The fix was obvious in retrospect: schedule the retrain, not the person. I wrote a job that runs weekly, retrains on the last 60 days of data, and only ships the new model if it beats the old one on a fresh holdout. The whole thing is about 80 lines. I had avoided writing it because it felt like infrastructure work, and I wanted to be doing model work.

Both kinds of work matter. The infrastructure work is what keeps the model work running.

The third thing that broke was the right thing

I had a feature called txn_velocity_24h — the count of transactions on the card in the last 24 hours. It was a hand-engineered feature, the kind of thing feature-selection papers tell you to distrust. It turned out to be the most important feature in the model by a wide margin.
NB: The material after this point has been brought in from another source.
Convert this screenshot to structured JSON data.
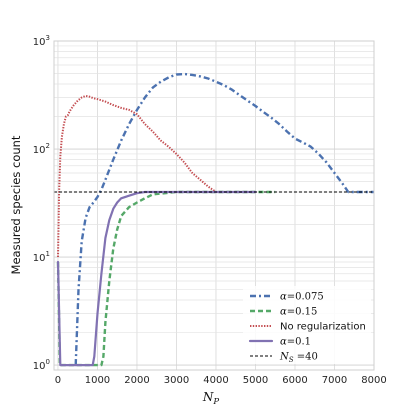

SHAP values, permutation importance, and partial dependence all agreed.

The lesson wasn't "feature engineering beats deep learning" — that would be the kind of take I'd roll my eyes at. The lesson was that domain knowledge shows up in the features. The model can't see what you didn't put in. I knew what txn_velocity_24h meant because I'd read the fraud-team reports. The model learned the relationship because the relationship was true.

This is also why I'm skeptical of the "just throw the raw data at a transformer" framing. For tabular data with strong human-understandable structure, a feature you can name is usually better than an embedding you can't.

What I would do differently

Three things:

  1. Build the monitoring before the model. PSI on the inputs, calibration plots on the outputs, and a held-out stream of recent data the model never trains on. The point is not to detect every problem. The point is to detect problems faster than your users do.
  2. Treat retraining as a cron job, not a project. If you have to think about whether to retrain, you've already lost. The decision should be automatic and the rollback should be automatic too.
  3. Spend more time on the data dictionary than the model card. Anyone who works with the system in six months will need to know what every feature means, where it came from, and what assumptions it encodes. A model card is for outsiders. A data dictionary is for the next person on call at 3 AM.

What this is not

This is not a tutorial. The techniques here are standard and you can find better explanations elsewhere. What I'm trying to do is give you a sense of where the time actually goes, because almost no public writeup does that. Most ML writeups are about the model. The model is the part you can describe in a paragraph. Everything else is the part you actually have to build.